Published on 20 August, 2022

Fainting, or syncope, is common, and most people recover completely within a few seconds to minutes. However, the fall carries a risk of injury and could result in fractures or bleeds within the head, especially if it happens frequently.
Syncope / Fainting – Causes
The cause of fainting or syncope can vary from non-serious causes to severe illnesses such as a heart disease. At the outset, a complete checkup and possibly tests will be needed to identify any serious causes of the fainting. Once these are ruled out, it is possible that the patient may be diagnosed with a condition called vasovagal syncope or orthostatic hypotension. The fainting in these situations often follows stimuli such as an emotional stimulus, the sight of blood or standing for a long time. The episodes are preceded by symptoms such as lightheadedness, weakness, nausea, flushing, sweating and blurred vision.
Syncope / Fainting – Muscle Tensing Maneuvers
When an individual experiences symptoms that could precede a fall, first and foremost, she/he should be placed in a safe position such as sitting or lying down. Following this, the patient can be asked to do simple maneuvers to contract certain muscles. These could increase the blood pressure and therefore the blood flow to the brain. However, it must be remembered that these maneuvers may not always prevent the impending fall.
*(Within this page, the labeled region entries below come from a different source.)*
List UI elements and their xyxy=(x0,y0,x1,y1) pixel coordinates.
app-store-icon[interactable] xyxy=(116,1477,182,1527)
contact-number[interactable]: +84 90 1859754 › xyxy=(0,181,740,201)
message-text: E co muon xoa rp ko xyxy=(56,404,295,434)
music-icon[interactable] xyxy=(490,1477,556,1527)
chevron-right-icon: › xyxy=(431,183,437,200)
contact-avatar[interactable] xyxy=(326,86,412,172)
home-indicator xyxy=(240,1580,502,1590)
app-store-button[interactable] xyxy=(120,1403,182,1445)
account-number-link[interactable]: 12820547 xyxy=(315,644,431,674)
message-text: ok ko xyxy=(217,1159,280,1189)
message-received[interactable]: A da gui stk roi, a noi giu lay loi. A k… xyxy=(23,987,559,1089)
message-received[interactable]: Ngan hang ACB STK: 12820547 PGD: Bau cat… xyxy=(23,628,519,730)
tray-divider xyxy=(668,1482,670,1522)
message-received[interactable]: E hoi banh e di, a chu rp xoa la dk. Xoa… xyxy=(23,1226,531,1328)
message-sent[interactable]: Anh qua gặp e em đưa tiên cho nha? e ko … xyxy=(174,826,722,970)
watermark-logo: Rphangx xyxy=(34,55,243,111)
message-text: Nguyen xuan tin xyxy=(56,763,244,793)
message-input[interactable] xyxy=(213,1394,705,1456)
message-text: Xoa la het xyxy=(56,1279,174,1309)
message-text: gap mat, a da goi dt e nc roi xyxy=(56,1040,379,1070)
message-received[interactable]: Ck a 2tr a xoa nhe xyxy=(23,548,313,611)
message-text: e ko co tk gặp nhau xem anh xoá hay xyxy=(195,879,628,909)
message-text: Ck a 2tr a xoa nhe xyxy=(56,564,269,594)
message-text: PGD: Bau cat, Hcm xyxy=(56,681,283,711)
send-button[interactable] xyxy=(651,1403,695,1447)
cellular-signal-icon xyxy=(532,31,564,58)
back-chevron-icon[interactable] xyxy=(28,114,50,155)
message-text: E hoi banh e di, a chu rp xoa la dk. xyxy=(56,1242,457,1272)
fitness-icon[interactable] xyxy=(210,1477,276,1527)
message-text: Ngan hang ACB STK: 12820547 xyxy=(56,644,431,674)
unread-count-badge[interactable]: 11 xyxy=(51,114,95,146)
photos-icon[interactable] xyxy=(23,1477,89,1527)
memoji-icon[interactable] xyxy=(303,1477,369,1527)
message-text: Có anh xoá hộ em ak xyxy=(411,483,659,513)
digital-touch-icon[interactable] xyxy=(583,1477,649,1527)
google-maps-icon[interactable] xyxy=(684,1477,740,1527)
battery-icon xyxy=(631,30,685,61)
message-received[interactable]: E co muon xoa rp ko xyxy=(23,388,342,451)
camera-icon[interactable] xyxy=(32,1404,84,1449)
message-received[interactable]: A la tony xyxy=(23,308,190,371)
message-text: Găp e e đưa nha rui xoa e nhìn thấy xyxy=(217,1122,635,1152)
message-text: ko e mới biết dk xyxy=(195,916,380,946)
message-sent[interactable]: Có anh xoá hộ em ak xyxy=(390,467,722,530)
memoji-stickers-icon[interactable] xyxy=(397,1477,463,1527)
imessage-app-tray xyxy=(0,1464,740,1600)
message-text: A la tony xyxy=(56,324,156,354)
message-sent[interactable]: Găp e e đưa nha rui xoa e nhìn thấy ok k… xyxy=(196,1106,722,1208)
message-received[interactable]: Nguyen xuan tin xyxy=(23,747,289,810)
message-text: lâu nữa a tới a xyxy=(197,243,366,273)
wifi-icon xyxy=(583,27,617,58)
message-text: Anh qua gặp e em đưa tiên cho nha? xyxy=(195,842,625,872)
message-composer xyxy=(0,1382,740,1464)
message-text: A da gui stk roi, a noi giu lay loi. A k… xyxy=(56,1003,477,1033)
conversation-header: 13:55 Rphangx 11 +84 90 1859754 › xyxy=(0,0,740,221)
Fainting / Syncope – Lower Body versus Upper Body Maneuvers
When possible, maneuvers to contract the muscles of the lower body should be preferred to those that contract the muscles of the upper body. These could include crossing of the legs with tensing of the leg, abdominal, and buttock muscles or squatting in a sitting position with lower-body and abdominal muscle tensing.
Maneuvers that contract the muscles of upper body can be performed if contracting of the lower body is not convenient. These maneuvers may including gripping the opposite hands with fingers and pulling the arms in opposing directions, or clenching of fists with or without anything in the hand. The neck can also be bent forward bringing the chin to touch the chest and tightening the neck muscles.
Reference:
Charlton LP et al. 2019 American Heart Association and American Red Cross Focused Update for First Aid: Presyncope: An Update to the American Heart Association and American Red Cross Guidelines for First Aid. Circulation. 2019;140:e931–e938. https://doi.org/10.1161/CIR.0000000000000730
Dockx K, Avau B, De Buck E, Vranckx P, Vandekerckhove P (2019) Physical manoeuvers as a preventive intervention to manage vasovagal syncope: A systematic review. PLoS ONE 14(2): e0212012. https://doi.org/10.1371/journal.pone.0212012. Available under Creative Commons Attribution 4.0 International License (http://creativecommons.org/licenses/by/4.0/)
Gampa A, Upadhyay GA. Treatment of Neurocardiogenic Syncope: From Conservative to Cutting-edge. J Innov Card Rhythm Manag. 2018 Jul 15;9(7):3221-3231. doi: 10.19102/icrm.2018.090702.